### Data Preparation and Normalization



In [1]:
import numpy as np
import pandas as pd
from sklearn.model_selection import train_test_split
from sklearn.preprocessing import StandardScaler

# Load the cleaned dataset
train_data_cleaned = pd.read_csv("C:/project/fashion-recommender-system/data/processed/fashion-mnist_train_cleaned.csv")

# Separate features and labels
X = train_data_cleaned.iloc[:, 1:].values  # Pixel values
y = train_data_cleaned.iloc[:, 0].values  # Labels (assuming the first column is the label)

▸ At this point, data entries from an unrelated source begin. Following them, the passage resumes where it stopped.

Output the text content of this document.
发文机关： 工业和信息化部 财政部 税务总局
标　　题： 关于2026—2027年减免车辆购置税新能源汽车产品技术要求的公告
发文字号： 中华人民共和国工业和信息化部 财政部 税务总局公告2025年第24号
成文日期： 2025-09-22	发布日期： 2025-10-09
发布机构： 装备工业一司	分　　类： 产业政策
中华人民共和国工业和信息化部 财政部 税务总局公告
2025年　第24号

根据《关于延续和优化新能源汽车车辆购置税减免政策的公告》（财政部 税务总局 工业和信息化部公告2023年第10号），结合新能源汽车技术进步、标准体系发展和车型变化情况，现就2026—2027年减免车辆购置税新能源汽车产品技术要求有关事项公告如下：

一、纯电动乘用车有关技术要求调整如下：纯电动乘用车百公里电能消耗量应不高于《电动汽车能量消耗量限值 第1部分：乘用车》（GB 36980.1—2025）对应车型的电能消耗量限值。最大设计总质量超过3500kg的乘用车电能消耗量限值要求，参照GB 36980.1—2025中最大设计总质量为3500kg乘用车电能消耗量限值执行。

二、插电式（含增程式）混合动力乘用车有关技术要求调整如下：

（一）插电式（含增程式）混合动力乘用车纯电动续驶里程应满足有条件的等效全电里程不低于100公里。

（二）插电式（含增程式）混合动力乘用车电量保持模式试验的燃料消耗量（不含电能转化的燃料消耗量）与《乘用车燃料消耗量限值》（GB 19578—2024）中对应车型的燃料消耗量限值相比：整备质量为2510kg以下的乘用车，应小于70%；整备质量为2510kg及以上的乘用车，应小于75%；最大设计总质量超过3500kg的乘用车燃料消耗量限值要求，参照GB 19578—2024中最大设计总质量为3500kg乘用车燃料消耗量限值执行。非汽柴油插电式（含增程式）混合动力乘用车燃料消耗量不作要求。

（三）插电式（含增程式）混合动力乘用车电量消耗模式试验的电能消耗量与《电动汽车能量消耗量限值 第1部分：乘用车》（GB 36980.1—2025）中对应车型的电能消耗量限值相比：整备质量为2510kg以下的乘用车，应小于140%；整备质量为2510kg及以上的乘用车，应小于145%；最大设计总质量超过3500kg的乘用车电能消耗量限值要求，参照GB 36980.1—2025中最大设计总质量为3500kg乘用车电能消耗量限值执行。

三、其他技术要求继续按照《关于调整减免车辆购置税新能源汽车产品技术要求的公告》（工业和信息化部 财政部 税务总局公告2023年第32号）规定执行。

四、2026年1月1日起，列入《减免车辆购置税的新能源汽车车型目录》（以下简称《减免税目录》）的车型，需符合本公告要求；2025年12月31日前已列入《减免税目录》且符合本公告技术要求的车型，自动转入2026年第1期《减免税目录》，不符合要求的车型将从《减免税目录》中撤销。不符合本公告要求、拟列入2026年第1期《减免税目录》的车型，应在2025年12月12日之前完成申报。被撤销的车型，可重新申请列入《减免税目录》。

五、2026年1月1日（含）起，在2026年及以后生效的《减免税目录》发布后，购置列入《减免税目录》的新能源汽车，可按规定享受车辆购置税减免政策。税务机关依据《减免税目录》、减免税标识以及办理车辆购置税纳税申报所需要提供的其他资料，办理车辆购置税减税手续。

# Normalize pixel values (0-255 to 0-1)
X = X / 255.0

# Split the dataset into training and validation sets
X_train, X_val, y_train, y_val = train_test_split(X, y, test_size=0.2, random_state=42, stratify=y)

# Optionally standardize the data
scaler = StandardScaler()
X_train = scaler.fit_transform(X_train)
X_val = scaler.transform(X_val)

print(f"Training set size: {X_train.shape}")
print(f"Validation set size: {X_val.shape}")

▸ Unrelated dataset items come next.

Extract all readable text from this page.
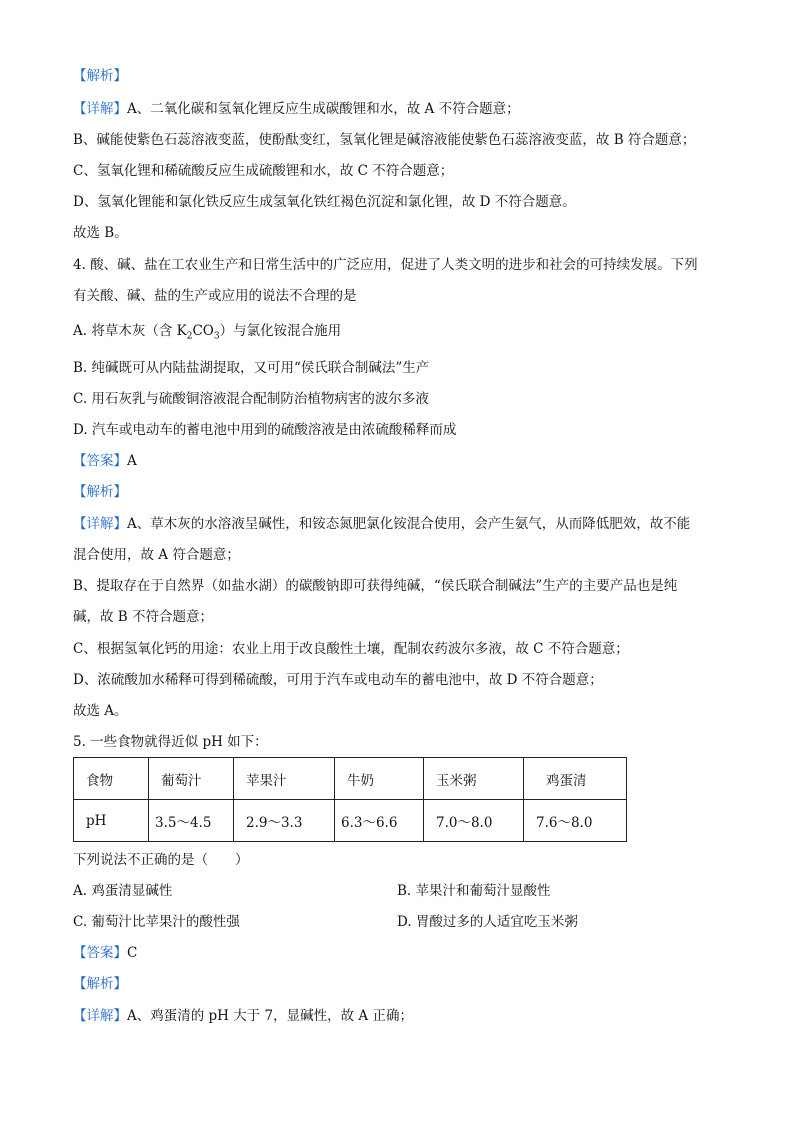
【解析】
【详解】A、二氧化碳和氢氧化锂反应生成碳酸锂和水，故 A 不符合题意；
B、碱能使紫色石蕊溶液变蓝，使酚酞变红，氢氧化锂是碱溶液能使紫色石蕊溶液变蓝，故 B 符合题意；
C、氢氧化锂和稀硫酸反应生成硫酸锂和水，故 C 不符合题意；
D、氢氧化锂能和氯化铁反应生成氢氧化铁红褐色沉淀和氯化锂，故 D 不符合题意。
故选 B。
4. 酸、碱、盐在工农业生产和日常生活中的广泛应用，促进了人类文明的进步和社会的可持续发展。下列
有关酸、碱、盐的生产或应用的说法不合理的是
A. 将草木灰（含 $K_2CO_3$）与氯化铵混合施用
B. 纯碱既可从内陆盐湖提取，又可用“侯氏联合制碱法”生产
C. 用石灰乳与硫酸铜溶液混合配制防治植物病害的波尔多液
D. 汽车或电动车的蓄电池中用到的硫酸溶液是由浓硫酸稀释而成
【答案】A
【解析】
【详解】A、草木灰的水溶液呈碱性，和铵态氮肥氯化铵混合使用，会产生氨气，从而降低肥效，故不能
混合使用，故 A 符合题意；
B、提取存在于自然界（如盐水湖）的碳酸钠即可获得纯碱，“侯氏联合制碱法”生产的主要产品也是纯
碱，故 B 不符合题意；
C、根据氢氧化钙的用途：农业上用于改良酸性土壤，配制农药波尔多液，故 C 不符合题意；
D、浓硫酸加水稀释可得到稀硫酸，可用于汽车或电动车的蓄电池中，故 D 不符合题意；
故选 A。
5. 一些食物就得近似 pH 如下：
食物	葡萄汁	苹果汁	牛奶	玉米粥	鸡蛋清
pH	3.5～4.5	2.9～3.3	6.3～6.6	7.0～8.0	7.6～8.0
下列说法不正确的是（　　）
A. 鸡蛋清显碱性	B. 苹果汁和葡萄汁显酸性
C. 葡萄汁比苹果汁的酸性强	D. 胃酸过多的人适宜吃玉米粥
【答案】C
【解析】
【详解】A、鸡蛋清的 pH 大于 7，显碱性，故 A 正确；
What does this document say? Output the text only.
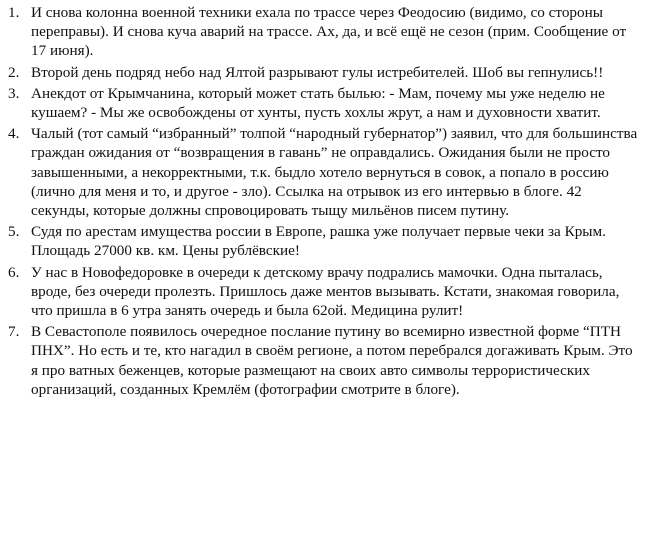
1. И снова колонна военной техники ехала по трассе через Феодосию (видимо, со стороны переправы). И снова куча аварий на трассе. Ах, да, и всё ещё не сезон (прим. Сообщение от 17 июня).
2. Второй день подряд небо над Ялтой разрывают гулы истребителей. Шоб вы гепнулись!!
3. Анекдот от Крымчанина, который может стать былью: - Мам, почему мы уже неделю не кушаем? - Мы же освобождены от хунты, пусть хохлы жрут, а нам и духовности хватит.
4. Чалый (тот самый “избранный” толпой “народный губернатор”) заявил, что для большинства граждан ожидания от “возвращения в гавань” не оправдались. Ожидания были не просто завышенными, а некорректными, т.к. быдло хотело вернуться в совок, а попало в россию (лично для меня и то, и другое - зло). Ссылка на отрывок из его интервью в блоге. 42 секунды, которые должны спровоцировать тыщу мильёнов писем путину.
5. Судя по арестам имущества россии в Европе, рашка уже получает первые чеки за Крым. Площадь 27000 кв. км. Цены рублёвские!
6. У нас в Новофедоровке в очереди к детскому врачу подрались мамочки. Одна пыталась, вроде, без очереди пролезть. Пришлось даже ментов вызывать. Кстати, знакомая говорила, что пришла в 6 утра занять очередь и была 62ой. Медицина рулит!
7. В Севастополе появилось очередное послание путину во всемирно известной форме “ПТН ПНХ”. Но есть и те, кто нагадил в своём регионе, а потом перебрался догаживать Крым. Это я про ватных беженцев, которые размещают на своих авто символы террористических организаций, созданных Кремлём (фотографии смотрите в блоге).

Training set size: (47965, 784)
Validation set size: (11992, 784)


1. The dataset has been split into training and validation sets, with normalized pixel values between 0 and 1.
2. The StandardScaler ensures that pixel intensity values are standardized to improve model convergence.

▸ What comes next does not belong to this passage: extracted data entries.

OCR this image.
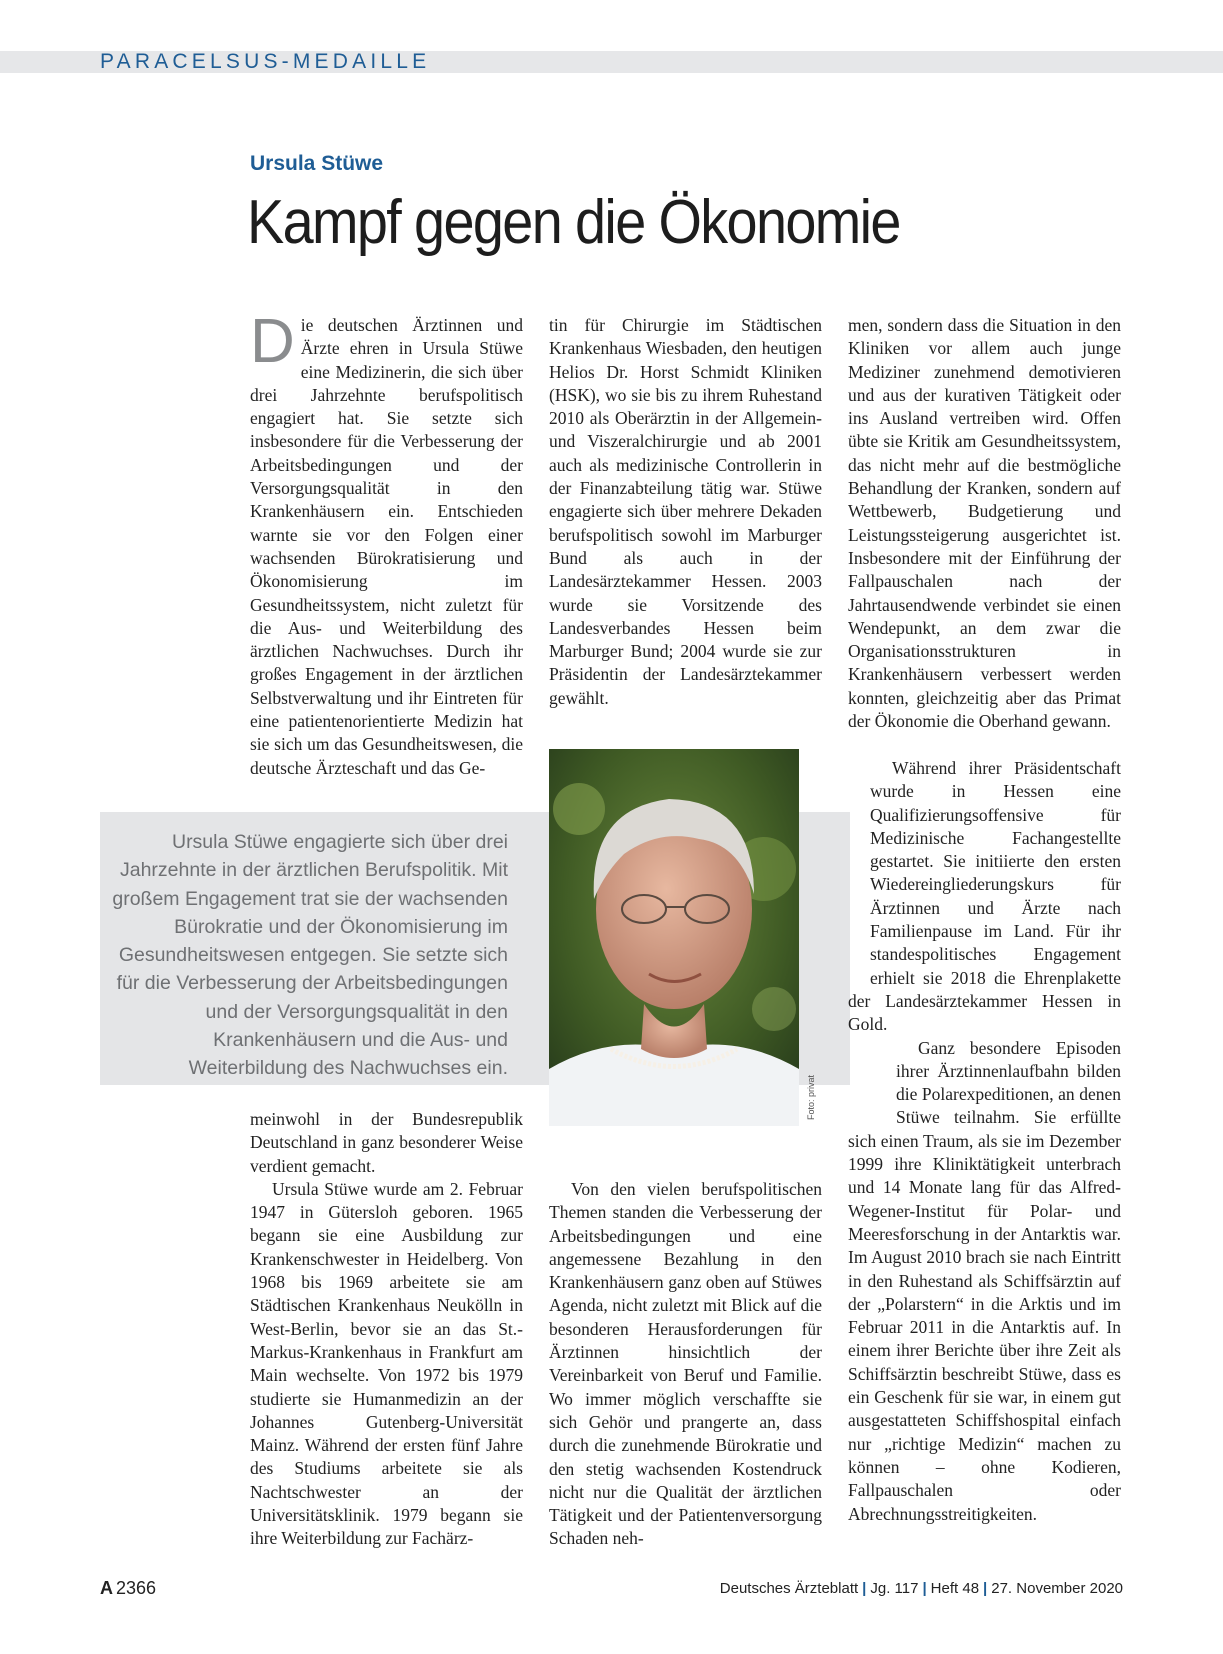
PARACELSUS-MEDAILLE
Ursula Stüwe
Kampf gegen die Ökonomie

Die deutschen Ärztinnen und Ärzte ehren in Ursula Stüwe eine Medizinerin, die sich über drei Jahrzehnte berufspolitisch engagiert hat. Sie setzte sich insbesondere für die Verbesserung der Arbeitsbedingungen und der Versorgungsqualität in den Krankenhäusern ein. Entschieden warnte sie vor den Folgen einer wachsenden Bürokratisierung und Ökonomisierung im Gesundheitssystem, nicht zuletzt für die Aus- und Weiterbildung des ärztlichen Nachwuchses. Durch ihr großes Engagement in der ärztlichen Selbstverwaltung und ihr Eintreten für eine patientenorientierte Medizin hat sie sich um das Gesundheitswesen, die deutsche Ärzteschaft und das Ge-

tin für Chirurgie im Städtischen Krankenhaus Wiesbaden, den heutigen Helios Dr. Horst Schmidt Kliniken (HSK), wo sie bis zu ihrem Ruhestand 2010 als Oberärztin in der Allgemein- und Viszeralchirurgie und ab 2001 auch als medizinische Controllerin in der Finanzabteilung tätig war. Stüwe engagierte sich über mehrere Dekaden berufspolitisch sowohl im Marburger Bund als auch in der Landesärztekammer Hessen. 2003 wurde sie Vorsitzende des Landesverbandes Hessen beim Marburger Bund; 2004 wurde sie zur Präsidentin der Landesärztekammer gewählt.

men, sondern dass die Situation in den Kliniken vor allem auch junge Mediziner zunehmend demotivieren und aus der kurativen Tätigkeit oder ins Ausland vertreiben wird. Offen übte sie Kritik am Gesundheitssystem, das nicht mehr auf die bestmögliche Behandlung der Kranken, sondern auf Wettbewerb, Budgetierung und Leistungssteigerung ausgerichtet ist. Insbesondere mit der Einführung der Fallpauschalen nach der Jahrtausendwende verbindet sie einen Wendepunkt, an dem zwar die Organisationsstrukturen in Krankenhäusern verbessert werden konnten, gleichzeitig aber das Primat der Ökonomie die Oberhand gewann.

Ursula Stüwe engagierte sich über drei Jahrzehnte in der ärztlichen Berufspolitik. Mit großem Engagement trat sie der wachsenden Bürokratie und der Ökonomisierung im Gesundheitswesen entgegen. Sie setzte sich für die Verbesserung der Arbeitsbedingungen und der Versorgungsqualität in den Krankenhäusern und die Aus- und Weiterbildung des Nachwuchses ein.
Foto: privat

meinwohl in der Bundesrepublik Deutschland in ganz besonderer Weise verdient gemacht.

Ursula Stüwe wurde am 2. Februar 1947 in Gütersloh geboren. 1965 begann sie eine Ausbildung zur Krankenschwester in Heidelberg. Von 1968 bis 1969 arbeitete sie am Städtischen Krankenhaus Neukölln in West-Berlin, bevor sie an das St.-Markus-Krankenhaus in Frankfurt am Main wechselte. Von 1972 bis 1979 studierte sie Humanmedizin an der Johannes Gutenberg-Universität Mainz. Während der ersten fünf Jahre des Studiums arbeitete sie als Nachtschwester an der Universitätsklinik. 1979 begann sie ihre Weiterbildung zur Fachärz-

Von den vielen berufspolitischen Themen standen die Verbesserung der Arbeitsbedingungen und eine angemessene Bezahlung in den Krankenhäusern ganz oben auf Stüwes Agenda, nicht zuletzt mit Blick auf die besonderen Herausforderungen für Ärztinnen hinsichtlich der Vereinbarkeit von Beruf und Familie. Wo immer möglich verschaffte sie sich Gehör und prangerte an, dass durch die zunehmende Bürokratie und den stetig wachsenden Kostendruck nicht nur die Qualität der ärztlichen Tätigkeit und der Patientenversorgung Schaden neh-

Während ihrer Präsidentschaft wurde in Hessen eine Qualifizierungsoffensive für Medizinische Fachangestellte gestartet. Sie initiierte den ersten Wiedereingliederungskurs für Ärztinnen und Ärzte nach Familienpause im Land. Für ihr standespolitisches Engagement erhielt sie 2018 die Ehrenplakette der Landesärztekammer Hessen in Gold.

Ganz besondere Episoden ihrer Ärztinnenlaufbahn bilden die Polarexpeditionen, an denen Stüwe teilnahm. Sie erfüllte sich einen Traum, als sie im Dezember 1999 ihre Kliniktätigkeit unterbrach und 14 Monate lang für das Alfred-Wegener-Institut für Polar- und Meeresforschung in der Antarktis war. Im August 2010 brach sie nach Eintritt in den Ruhestand als Schiffsärztin auf der „Polarstern“ in die Arktis und im Februar 2011 in die Antarktis auf. In einem ihrer Berichte über ihre Zeit als Schiffsärztin beschreibt Stüwe, dass es ein Geschenk für sie war, in einem gut ausgestatteten Schiffshospital einfach nur „richtige Medizin“ machen zu können – ohne Kodieren, Fallpauschalen oder Abrechnungsstreitigkeiten.

A 2366	Deutsches Ärzteblatt | Jg. 117 | Heft 48 | 27. November 2020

### Model Selection and Training (Logistic Regression)

In [2]:
from sklearn.linear_model import LogisticRegression
from sklearn.metrics import accuracy_score

# Initialize Logistic Regression model
log_reg = LogisticRegression(max_iter=100, solver='saga', multi_class='multinomial')

# Train the model
log_reg.fit(X_train, y_train)

# Predict on the validation set
y_pred_log_reg = log_reg.predict(X_val)

# Evaluate the model
log_reg_accuracy = accuracy_score(y_val, y_pred_log_reg)
print(f"Logistic Regression Validation Accuracy: {log_reg_accuracy:.4f}")




Logistic Regression Validation Accuracy: 0.8568




1. Logistic Regression, a basic algorithm, achieved a certain accuracy on the validation set.
2. This will serve as a baseline to compare more complex models.


### Model Training (Support Vector Machine - SVM)

In [3]:
from sklearn.svm import SVC

# Initialize Support Vector Machine model
svm_model = SVC(kernel='linear')

# Train the model
svm_model.fit(X_train, y_train)

# Predict on the validation set
y_pred_svm = svm_model.predict(X_val)

# Evaluate the model
svm_accuracy = accuracy_score(y_val, y_pred_svm)
print(f"SVM Validation Accuracy: {svm_accuracy:.4f}")


SVM Validation Accuracy: 0.8439


1. The SVM model with a linear kernel provides a higher accuracy than Logistic Regression, showing better separation of classes.
2. This step adds complexity and helps test a more computationally expensive algorithm.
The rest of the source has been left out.